Finason: entre a memória e o esquecimento
Na ilha de Santiago, o finason ainda resiste em algumas rodas de batuku, em encontros culturais e na memória dos mais velhos. Trata-se de uma forma tradicional de poesia oral improvisada, marcada por comentários diretos sobre acontecimentos do quotidiano, questões políticas, relações sociais ou críticas pessoais. Sem instrumentos, apenas com a voz e o ritmo das palmas (ou de panos dobrados no colo), o finason ocupa um lugar discreto, mas significativo, na cultura cabo-verdiana.
Ao contrário de outras expressões populares amplamente promovidas ao longo dos anos, como o batuku e a tabanka, o finason seguiu um caminho mais silencioso. Atualmente, são poucos os praticantes ativos, e a sua prática está em risco. Um dos nomes que tem chamado a atenção para essa realidade é o de Princezito, artista e ativista cultural.
Em várias entrevistas, Princezito define o finason como a poesia popular de Cabo Verde, ou, como ele próprio diz, "konbersu sabi di povu". Para alguns estudiosos, o termo pode ser associado à melopeia — junção de “melodia” e “conversa” — destacando o seu carácter musical e discursivo. Embora esteja intimamente ligado ao batuque, Princezito defende que o finason é ainda mais antigo. Hoje, segundo o artista, essa tradição está “quase extinta”, com apenas “quatro ou cinco” pessoas a mantê-la viva.

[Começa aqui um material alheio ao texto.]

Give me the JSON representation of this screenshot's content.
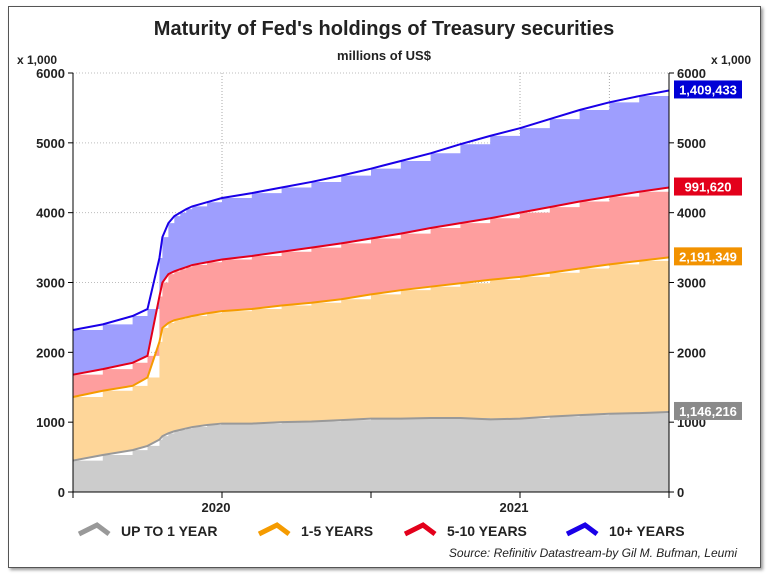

A expressão é caracterizada por versos longos e improvisados, normalmente interpretados por uma solista que comenta, em tom direto ou metafórico, temas atuais ou memórias coletivas. Diferente do batuque, que envolve resposta coral e ênfase rítmica, o finason foca mais na composição verbal espontânea, funcionando como uma forma de comunicação oral e crítica social.
Ao longo da história, algumas figuras se destacaram na arte do finason, como Nha Nácia Gomi (Maria Inácia Gomes Correia), considerada a “rainha do finason”. Natural de São Miguel, começou a praticar a arte aos 17 anos e tornou-se uma referência nacional e internacional. Participou em festivais, deixou uma discografia relevante e teve sua obra registrada pelo escritor Tomé Varela da Silva. À sua morte, em 2011, foi declarado luto nacional em reconhecimento ao seu contributo cultural.
Para atrair o interesse das novas gerações, Princezito propôs uma aproximação entre o finason e o rap contemporâneo, criando o conceito de fina-rap. A ideia é simples: unir os versos improvisados da tradição à estética urbana atual, mantendo a essência da expressão, mas adaptando-a aos tempos modernos. Ele também publicou, em 2020, o livro Manual di Mudjer, reunindo versos em estilo de finason com foco na mulher cabo-verdiana, como forma de registar, promover e documentar esta herança oral.
Apesar desses esforços, o finason continua a ser uma expressão marginalizada. Existem poucos registos sistematizados, poucos praticantes ativos e quase nenhuma documentação aprofundada sobre a sua história e evolução. A maior parte do conhecimento é transmitida oralmente e corre o risco de desaparecer caso não haja ações concretas de preservação, tanto por parte da sociedade civil quanto das instituições culturais.
A crónica do finason, por agora, é a de uma tradição que ainda não encontrou o seu lugar no presente. Mas é também o testemunho de uma prática que carrega séculos de memória coletiva, e que, com valorização e investimento cultural, pode voltar a ser ouvida com a atenção que merece.